Quelles erreurs gâchent un accord mets et vins ?
Quelques réflexes à abandonner permettent d’éviter les faux pas les plus courants :
- Servir un rouge puissant sur un poisson blanc : les tanins écrasent la finesse du plat, la bouche devient métallique
- Choisir un rouge tannique avec un Roquefort : le sel du fromage durcit les tanins, le résultat est amer et déséquilibré
- Ignorer l’acidité du vin : sur une sauce crémeuse, un vin sans acidité alourdit l’ensemble au lieu de l’alléger
- Associer tanins et curry : les épices amplifient l’astringence des tanins et dessèchent la bouche
- Croire qu’un vin cher garantit un bon accord : un Muscadet à 8 euros sur des huîtres surpasse souvent un grand cru inadapté
Une dernière erreur, plus subtile : accorder le vin avec la viande plutôt qu’avec la sauce. Un poulet à la crème et un poulet rôti ne demandent pas le même vin, même si la protéine est identique. C’est la sauce qui porte les arômes dominants du plat.

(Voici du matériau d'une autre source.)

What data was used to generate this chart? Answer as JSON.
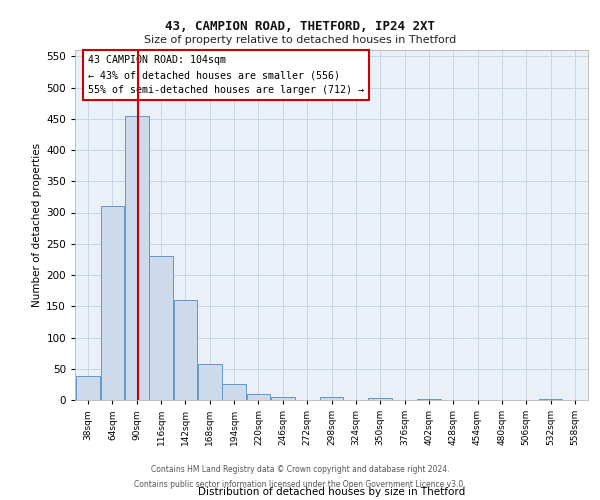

Comment choisir son vin selon le plat en 5 étapes ?
Cette méthode fonctionne pour n’importe quel plat, y compris ceux qui ne figurent dans aucun guide. Elle se pose en moins de deux minutes.
- Évaluer l’intensité du plat : léger, moyen ou puissant, en tenant compte de la cuisson et de la sauce
- Choisir un vin de même niveau d’intensité : c’est le filtre principal, il élimine d’emblée la majorité des erreurs
- Décider entre similarité et complémentarité : voulez-vous que le vin amplifie les saveurs du plat ou qu’il les équilibre ?
- Tenir compte du contexte : un rosé frais convient mieux à un déjeuner estival qu’un Châteauneuf-du-Pape ; une table de fête appelle davantage de structure et de longueur en bouche
- Tester et ajuster : aucune règle n’est gravée dans le marbre, et les préférences personnelles comptent autant que la théorie
Une fois ces étapes intégrées, la consultation d’un guide devient un point de départ, pas une obligation. Les accompagnements d’une entrée froide comme les œufs mimosa illustrent bien cette logique : c’est la richesse de la mayonnaise, plus que l’œuf lui-même, qui oriente vers un blanc sec et vif.